Bank of America, Citigroup, Goldman Sachs, JPMorgan Chase & Co., Morgan Stanley and Wells Fargo were among the large lenders that boosted their dividends after the stress tests, Bloomberg reported Tuesday (July 1).

All 22 banks that were examined by the Fed last week passed the stress tests, showing that they had enough capital to withstand hypothetical crisis scenarios, according to the report.

The results of these annual examinations traditionally help determine how much capital banks return to shareholders through dividends and buybacks, the report said.

When the Federal Reserve announced the results of the stress tests Friday (June 27), it said in a press release that it found that the large banks are well positioned to “weather a severe recession” while staying above their minimum capital requirements and continuing their lending.

“Large banks remain well capitalized and resilient to a range of severe outcomes,” Federal Reserve Vice Chair for Supervision Michelle W. Bowman said in the release.

The Federal Reserve said in the same release that the board proposed a rule in April that would average stress test results over two consecutive years, explaining that this would reduce volatility from the stress test when calculating a bank’s capital requirement.

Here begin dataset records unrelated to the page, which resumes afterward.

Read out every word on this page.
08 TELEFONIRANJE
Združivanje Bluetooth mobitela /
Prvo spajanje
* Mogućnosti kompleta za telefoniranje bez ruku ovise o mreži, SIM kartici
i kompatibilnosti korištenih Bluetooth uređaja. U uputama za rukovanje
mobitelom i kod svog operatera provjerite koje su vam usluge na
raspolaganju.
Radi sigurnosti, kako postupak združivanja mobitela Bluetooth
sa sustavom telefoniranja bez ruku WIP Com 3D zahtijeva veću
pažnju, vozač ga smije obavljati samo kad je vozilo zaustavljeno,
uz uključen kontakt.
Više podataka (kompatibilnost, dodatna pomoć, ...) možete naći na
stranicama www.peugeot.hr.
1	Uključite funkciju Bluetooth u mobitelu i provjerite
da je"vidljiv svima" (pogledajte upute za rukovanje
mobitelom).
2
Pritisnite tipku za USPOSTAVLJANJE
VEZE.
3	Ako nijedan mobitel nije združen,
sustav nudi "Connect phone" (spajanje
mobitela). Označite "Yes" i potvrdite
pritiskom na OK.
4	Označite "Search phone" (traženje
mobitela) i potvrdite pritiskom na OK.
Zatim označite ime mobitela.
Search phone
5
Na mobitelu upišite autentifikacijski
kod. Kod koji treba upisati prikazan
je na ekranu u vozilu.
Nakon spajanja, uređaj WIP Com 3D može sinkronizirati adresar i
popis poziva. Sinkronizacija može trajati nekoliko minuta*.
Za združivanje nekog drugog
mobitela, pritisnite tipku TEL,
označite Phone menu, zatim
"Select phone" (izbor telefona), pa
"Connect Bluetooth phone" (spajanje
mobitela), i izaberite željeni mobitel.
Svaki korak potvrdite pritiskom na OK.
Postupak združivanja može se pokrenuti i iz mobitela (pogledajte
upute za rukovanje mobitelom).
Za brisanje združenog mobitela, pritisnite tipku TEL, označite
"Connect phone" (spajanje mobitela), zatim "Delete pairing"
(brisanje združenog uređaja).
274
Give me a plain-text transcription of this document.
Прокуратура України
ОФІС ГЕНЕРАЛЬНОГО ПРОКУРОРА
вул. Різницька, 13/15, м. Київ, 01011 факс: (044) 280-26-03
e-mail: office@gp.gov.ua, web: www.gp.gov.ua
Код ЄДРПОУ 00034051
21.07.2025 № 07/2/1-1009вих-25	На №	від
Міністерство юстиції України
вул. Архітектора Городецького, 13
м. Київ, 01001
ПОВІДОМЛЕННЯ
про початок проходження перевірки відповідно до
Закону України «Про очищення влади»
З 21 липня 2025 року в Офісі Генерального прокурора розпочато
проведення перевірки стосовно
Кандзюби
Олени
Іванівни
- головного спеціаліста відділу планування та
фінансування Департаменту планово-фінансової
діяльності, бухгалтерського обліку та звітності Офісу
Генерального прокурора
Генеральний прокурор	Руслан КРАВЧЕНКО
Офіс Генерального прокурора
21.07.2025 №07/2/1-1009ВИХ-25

The board plans to disclose models and seek public comment on them later this year before considering finalizing the rule, according to the release.

“One way to address the excessive volatility in the stress test results and corresponding capital requirements is for the Board to finalize the proposal that would average two consecutive years of stress test results, which was released in April,” Bowman said in the release.

In another potential change, it was reported Wednesday (June 25) that the Federal Reserve voted to advance a proposal that would ease the “enhanced supplementary leverage ratio” that determines the amount of capital banks must hold against relatively low-risk assets.

Under the proposed reform, the amount of capital that banks must set aside will depend on the size of the role they play in the global financial system, equaling half of their “GSIB Surcharge,” rather than the current requirement that they hold a flat percentage of capital in reserve against all assets.